Although official hardware specs have yet to be published by Microsoft, the Xbox 720 (Next) and Sony Playstation 4 (PS4) are likely to be somewhat evenly matched in terms of hardware. As such, the battle for supremacy will likely center on other aspects besides raw horsepower.
Indeed, Wedbush Morgan analyst Michael Pachter believes price will play a major role in determining the winner of the next-gen console wars.
“The reason I think Microsoft wins, I think that you’re going to get a subsidy. So I think the price for the next Xbox is going to be subsidised either by a cable TV company or an internet service provider,” Pachter said in a recent GameTrailer video clip.
“I think ISPs have a reason, if you add broadband to get the next Xbox, we’ll give it to you for 100 bucks. If you subscribe to our cable TV and sign up for a couple of years, we’ll give you the next Xbox for 100 bucks.”
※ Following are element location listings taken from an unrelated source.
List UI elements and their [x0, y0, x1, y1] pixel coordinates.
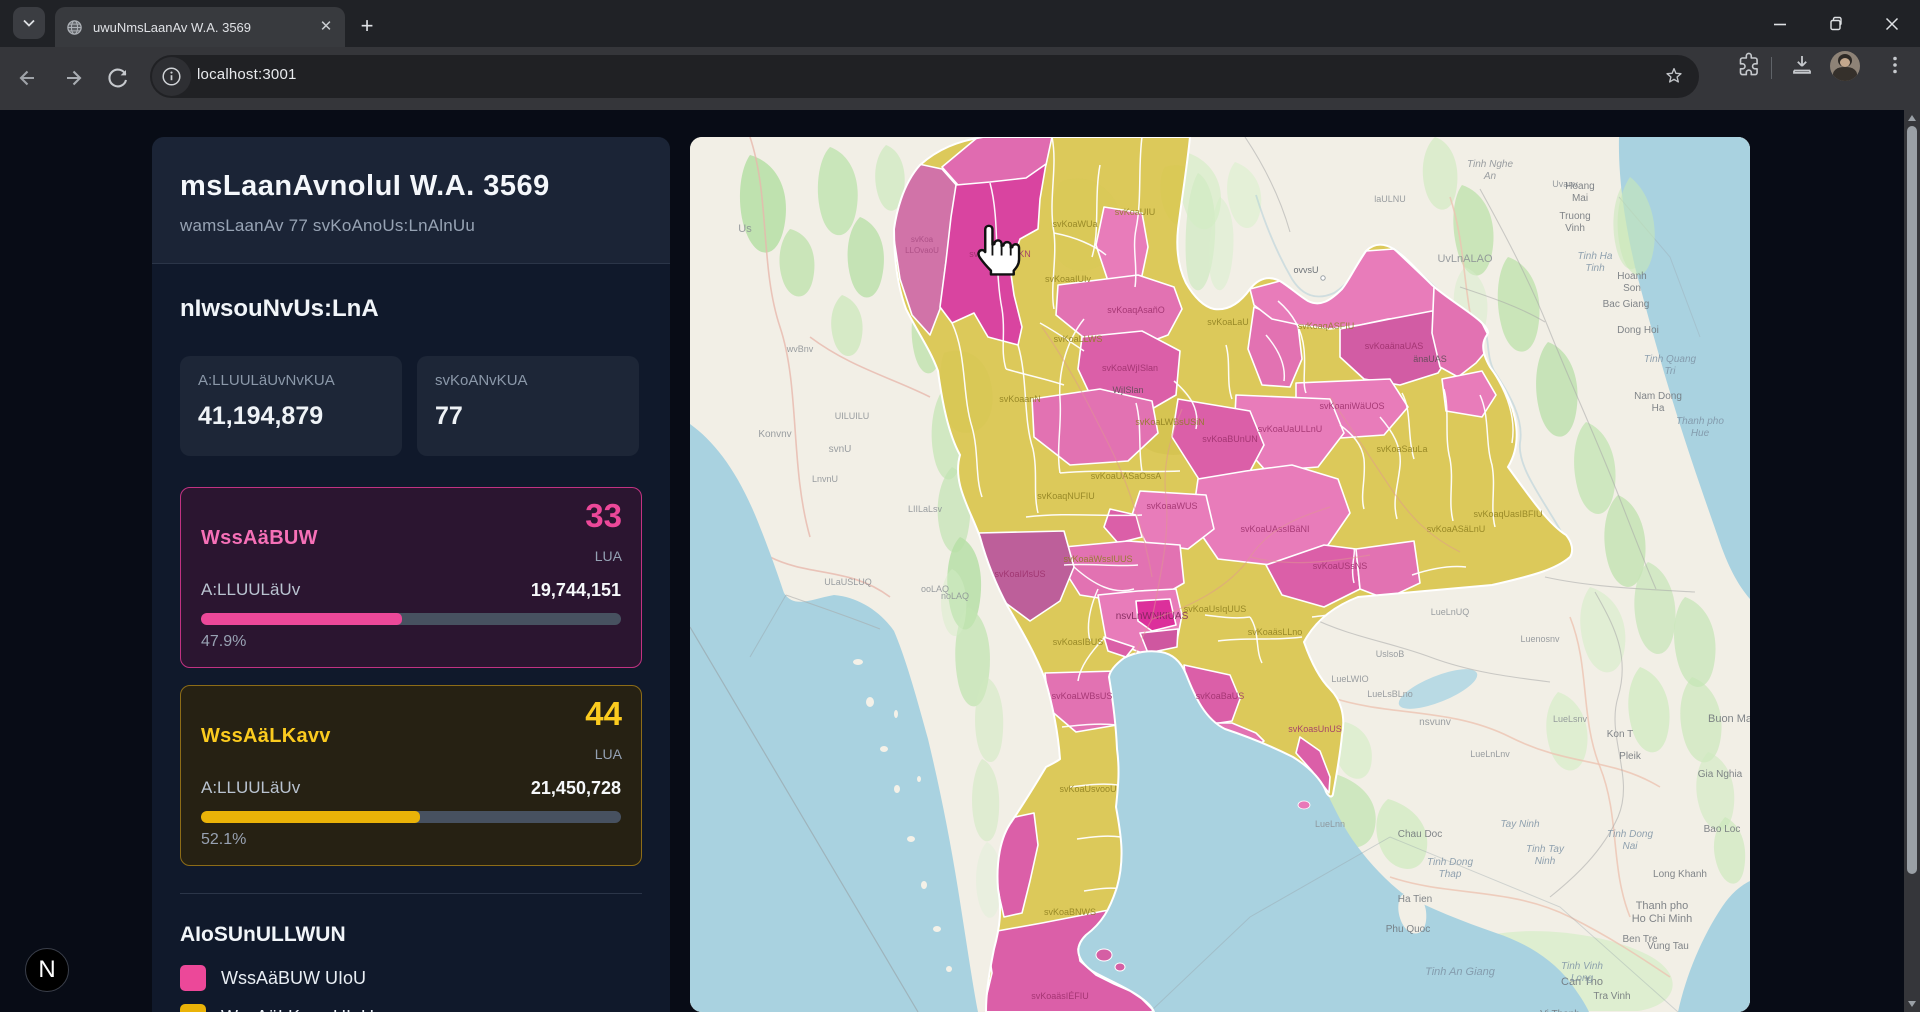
svg-text:LLOvaoU: LLOvaoU — [905, 246, 939, 255]
svg-text:Tinh An Giang: Tinh An Giang — [1425, 966, 1496, 978]
svg-text:LueLnUQ: LueLnUQ — [1431, 607, 1470, 617]
svg-text:svKoaniWäUOS: svKoaniWäUOS — [1319, 401, 1384, 411]
svg-text:Thap: Thap — [1439, 869, 1462, 880]
svg-text:svKoaanN: svKoaanN — [999, 394, 1041, 404]
svg-text:Ninh: Ninh — [1535, 856, 1556, 867]
svg-text:LueLsnv: LueLsnv — [1553, 714, 1588, 724]
svg-text:Truong: Truong — [1559, 211, 1590, 222]
svg-text:Vung Tau: Vung Tau — [1647, 941, 1689, 952]
svg-text:svKoaUASaOssA: svKoaUASaOssA — [1091, 471, 1162, 481]
svg-text:svKoaUAssIBäNI: svKoaUAssIBäNI — [1240, 524, 1309, 534]
svg-text:LueLWIО: LueLWIО — [1331, 674, 1368, 684]
svg-text:Kon T: Kon T — [1607, 729, 1634, 740]
svg-text:Mai: Mai — [1572, 193, 1588, 204]
svg-text:svKoaBaUS: svKoaBaUS — [1196, 691, 1245, 701]
svg-text:svKoaBNWS: svKoaBNWS — [1044, 907, 1096, 917]
svg-text:svKoaaIUIv: svKoaaIUIv — [1045, 274, 1092, 284]
svg-text:Gia Nghia: Gia Nghia — [1698, 769, 1743, 780]
svg-text:svKoaIИsUS: svKoaIИsUS — [995, 569, 1046, 579]
svg-text:UvLnALAO: UvLnALAO — [1437, 253, 1492, 265]
svg-text:ovvsU: ovvsU — [1293, 265, 1318, 275]
svg-text:nsvunv: nsvunv — [1419, 717, 1451, 728]
svg-text:Hoanh: Hoanh — [1617, 271, 1646, 282]
svg-text:Nai: Nai — [1622, 841, 1638, 852]
svg-text:Tri: Tri — [1665, 366, 1677, 377]
svg-text:Hoang: Hoang — [1565, 181, 1594, 192]
svg-text:svKoaqNUFIU: svKoaqNUFIU — [1037, 491, 1095, 501]
svg-text:WjISlan: WjISlan — [1112, 385, 1143, 395]
svg-text:svKoaUIU: svKoaUIU — [1115, 207, 1156, 217]
svg-text:Tinh Nghe: Tinh Nghe — [1467, 159, 1513, 170]
svg-text:LIILaLsv: LIILaLsv — [908, 504, 943, 514]
svg-text:LueLnLnv: LueLnLnv — [1470, 749, 1510, 759]
svg-text:Thanh pho: Thanh pho — [1636, 900, 1689, 912]
svg-text:Long: Long — [1571, 973, 1594, 984]
svg-text:Vinh: Vinh — [1565, 223, 1585, 234]
svg-text:Phu Quoc: Phu Quoc — [1386, 924, 1430, 935]
svg-text:Ha: Ha — [1652, 403, 1665, 414]
svg-text:svKoa: svKoa — [911, 235, 934, 244]
svg-text:svKoaWUa: svKoaWUa — [1052, 219, 1097, 229]
svg-text:Buon Ma: Buon Ma — [1708, 713, 1750, 725]
svg-text:wvBnv: wvBnv — [786, 344, 814, 354]
svg-text:Chau Doc: Chau Doc — [1398, 829, 1442, 840]
svg-text:Ha Tien: Ha Tien — [1398, 894, 1432, 905]
svg-text:svKoaqAsañO: svKoaqAsañO — [1107, 305, 1165, 315]
svg-text:svKoasUnUS: svKoasUnUS — [1288, 724, 1342, 734]
svg-text:svKoaUSsNS: svKoaUSsNS — [1313, 561, 1368, 571]
svg-text:UILUILU: UILUILU — [835, 411, 870, 421]
svg-text:Tra Vinh: Tra Vinh — [1593, 991, 1630, 1002]
svg-text:UslsoB: UslsoB — [1376, 649, 1405, 659]
svg-text:svKoaqASFIU: svKoaqASFIU — [1298, 321, 1355, 331]
svg-text:svKoaäsLLno: svKoaäsLLno — [1248, 627, 1303, 637]
svg-text:svKoaäsIÉFIU: svKoaäsIÉFIU — [1031, 991, 1089, 1001]
svg-text:Pleik: Pleik — [1619, 751, 1642, 762]
svg-text:Us: Us — [738, 223, 752, 235]
svg-text:svKoaLWBsUS: svKoaLWBsUS — [1052, 691, 1113, 701]
svg-text:laULNU: laULNU — [1374, 194, 1406, 204]
svg-text:svKoaänaUAS: svKoaänaUAS — [1365, 341, 1424, 351]
svg-text:Konvnv: Konvnv — [758, 429, 791, 440]
svg-text:svKoaUsvooU: svKoaUsvooU — [1059, 784, 1116, 794]
svg-text:Ho Chi Minh: Ho Chi Minh — [1632, 913, 1693, 925]
svg-text:LueLsBLno: LueLsBLno — [1367, 689, 1413, 699]
svg-text:LnvnU: LnvnU — [812, 474, 838, 484]
svg-text:An: An — [1483, 171, 1497, 182]
svg-text:änaUAS: änaUAS — [1413, 354, 1447, 364]
svg-text:ooLAQ: ooLAQ — [921, 584, 949, 594]
svg-text:Son: Son — [1623, 283, 1641, 294]
svg-text:Tinh Quang: Tinh Quang — [1644, 354, 1697, 365]
svg-text:svKoaLaU: svKoaLaU — [1207, 317, 1249, 327]
svg-text:Luenosnv: Luenosnv — [1520, 634, 1560, 644]
svg-text:Thanh pho: Thanh pho — [1676, 416, 1724, 427]
svg-text:Dong Hoi: Dong Hoi — [1617, 325, 1659, 336]
svg-text:Tinh Vinh: Tinh Vinh — [1561, 961, 1603, 972]
svg-text:svKoaSauLa: svKoaSauLa — [1376, 444, 1427, 454]
svg-text:svKoaUsIqUUS: svKoaUsIqUUS — [1184, 604, 1247, 614]
svg-text:Bao Loc: Bao Loc — [1704, 824, 1741, 835]
svg-text:Tinh Tay: Tinh Tay — [1526, 844, 1565, 855]
svg-text:svKoaLWBsUSiN: svKoaLWBsUSiN — [1135, 417, 1204, 427]
svg-text:svKoasIBUS: svKoasIBUS — [1053, 637, 1104, 647]
svg-text:Long Khanh: Long Khanh — [1653, 869, 1707, 880]
svg-text:svKoaBUnUN: svKoaBUnUN — [1202, 434, 1258, 444]
svg-text:svKoaASäLnU: svKoaASäLnU — [1427, 524, 1486, 534]
svg-text:Tinh Dong: Tinh Dong — [1607, 829, 1653, 840]
svg-text:Nam Dong: Nam Dong — [1634, 391, 1682, 402]
svg-text:Bac Giang: Bac Giang — [1603, 299, 1650, 310]
svg-text:LueLnn: LueLnn — [1315, 819, 1345, 829]
svg-text:svKoaqUasIBFIU: svKoaqUasIBFIU — [1473, 509, 1542, 519]
svg-text:Tinh: Tinh — [1585, 263, 1605, 274]
svg-text:svKoaLLWS: svKoaLLWS — [1054, 334, 1103, 344]
svg-text:svKoaaWUS: svKoaaWUS — [1146, 501, 1197, 511]
svg-text:svnU: svnU — [829, 444, 852, 455]
svg-text:Hue: Hue — [1691, 428, 1710, 439]
svg-text:svKoaWjISlan: svKoaWjISlan — [1102, 363, 1158, 373]
svg-text:Tay Ninh: Tay Ninh — [1500, 819, 1540, 830]
svg-text:ULaUSLUQ: ULaUSLUQ — [824, 577, 872, 587]
svg-text:svKoaäWssIUUS: svKoaäWssIUUS — [1063, 554, 1132, 564]
svg-text:Tinh Dong: Tinh Dong — [1427, 857, 1473, 868]
svg-text:Tinh Ha: Tinh Ha — [1578, 251, 1613, 262]
svg-text:svKoaUaULLnU: svKoaUaULLnU — [1258, 424, 1323, 434]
According to Pachter, the Xbox 720 will have a “gigantic advantage” until Sony picks up the slack and offers similar incentives.
“That’s why I think TV is a killer app. I think you’re going to see Xbox Live with tiered pricing, so if you get TV service you pay a little more because you get rid of your cable box. If you use Skype, they’ll give you unlimited Skype calling to any place, even phones, for another few bucks,” he added.
As TG Daily previously reported, the PS4 is powered by an AMD CPU and GPU. According to reports, the console boasts 8 x86-64 CPU cores, while the GPU is based on the next-gen Radeon graphics engine, capable of 1.84 teraflops of performance power. Because it is an APU, both the CPU and GPU reside on the same physical die, sharing 8GB of GDDR5 memory.
The console is also packaged with a redesigned controller that features a touchpad on the front, a share button, a headphone jack, a light bar for player identification and tech to sense a player’s depth and 3D position.
Meanwhile, the Xbox 720 (Next) is reportedly powered by an AMD 8-core x64 1.6GHz CPU, a D3D11.x 800MHz graphics platform and 8GB of DDR3 RAM.